S’attendre au pire pour échapper à l’anxiété de l’espoir…
Les chutes
Joyce Carol Oates – Editions Philippe Rey
Joyce Carol Oates, c’est un peu la Balzac d’aujourd’hui, elle écrit comme elle respire, semble-t-il, et sa production littéraire impressionne. La quantité ne serait rien sans la qualité, et Les chutes est indéniablement un roman qui s’inscrit durablement dans notre mémoire de lecteur. Un tour de force que cette plongée dans la famille Burnaby, avec pour pivot central la rousse et sombre Ariah Littrell « Une femme qui s’attendait au pire pour échapper à l’anxiété de l’espoir. » Fille, femme ou mère de l’ensemble des protagonistes qui se succéderont et nous happeront tout aussi sûrement. « On a envie de leur faire mal parfois à ceux qui vous aiment trop. » Aussi Ariah Littrell blesse bien volontairement celles et ceux qui l’aiment le plus. Elle ne peut pas faire autrement, sous le joug d’une rage qui doit briser les autres puisqu’elle ne l’entame pas elle.
Les chutes, ce sont celles du Niagara, leurs turbulences et leur abîme n’ont rien à envier à celles des noces et des lunes de miel qui justement s’y abîment. « Non seulement il était amoureux d’elle, comme n’importe qui aurait pu tomber amoureux d’elle, mais il l’aimait. » Cela ne suffira pas, l’amour entier. L’attraction de la chute précipite chacun vers un destin où tout semble joué d’avance, et où l’on devance, ce qu’a de plus inéluctable l’existence : la mort.

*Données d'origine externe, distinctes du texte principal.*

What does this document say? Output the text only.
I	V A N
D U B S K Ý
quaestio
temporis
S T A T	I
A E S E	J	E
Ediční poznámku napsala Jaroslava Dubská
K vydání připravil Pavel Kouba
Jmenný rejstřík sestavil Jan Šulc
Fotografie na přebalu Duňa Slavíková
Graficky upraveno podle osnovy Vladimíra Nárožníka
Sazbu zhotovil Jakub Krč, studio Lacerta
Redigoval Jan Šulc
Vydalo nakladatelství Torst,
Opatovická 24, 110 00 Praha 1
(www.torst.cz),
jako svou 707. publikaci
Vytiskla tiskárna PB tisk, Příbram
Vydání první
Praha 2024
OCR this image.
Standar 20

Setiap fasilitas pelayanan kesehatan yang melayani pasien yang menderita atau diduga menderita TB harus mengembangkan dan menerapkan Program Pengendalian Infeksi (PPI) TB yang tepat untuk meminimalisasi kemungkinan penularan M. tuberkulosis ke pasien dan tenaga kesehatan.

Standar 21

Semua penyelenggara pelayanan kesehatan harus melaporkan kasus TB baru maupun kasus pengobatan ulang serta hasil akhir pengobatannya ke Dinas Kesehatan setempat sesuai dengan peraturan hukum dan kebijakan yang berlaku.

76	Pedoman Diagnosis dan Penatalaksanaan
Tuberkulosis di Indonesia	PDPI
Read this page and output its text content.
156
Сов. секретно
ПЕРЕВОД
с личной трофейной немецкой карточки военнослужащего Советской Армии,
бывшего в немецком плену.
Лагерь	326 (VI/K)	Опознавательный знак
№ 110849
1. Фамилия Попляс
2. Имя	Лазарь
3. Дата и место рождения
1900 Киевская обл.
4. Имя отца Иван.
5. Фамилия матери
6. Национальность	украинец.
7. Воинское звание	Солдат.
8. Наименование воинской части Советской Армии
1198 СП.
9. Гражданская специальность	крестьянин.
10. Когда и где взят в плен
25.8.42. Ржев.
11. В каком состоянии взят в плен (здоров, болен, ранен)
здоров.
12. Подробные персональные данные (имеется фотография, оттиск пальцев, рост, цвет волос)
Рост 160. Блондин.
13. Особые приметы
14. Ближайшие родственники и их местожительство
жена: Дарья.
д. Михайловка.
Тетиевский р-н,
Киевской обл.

Les deux premiers tiers du roman se dévorent, le rythme, la construction sont un modèle du genre : le roman foisonnant, aux allures de poupées russes avec Ariah les contenant toutes. On est déjà à mi-parcours quand sans crier gare, la lutte pour une meilleure écologie, s’invite dans l’histoire. Et c’est une réussite, comme si tout ce qu’avait échafaudé l’auteure trouvait là sa densité. C’est ainsi qu’un livre trouve la meilleure place dans une bibliothèque.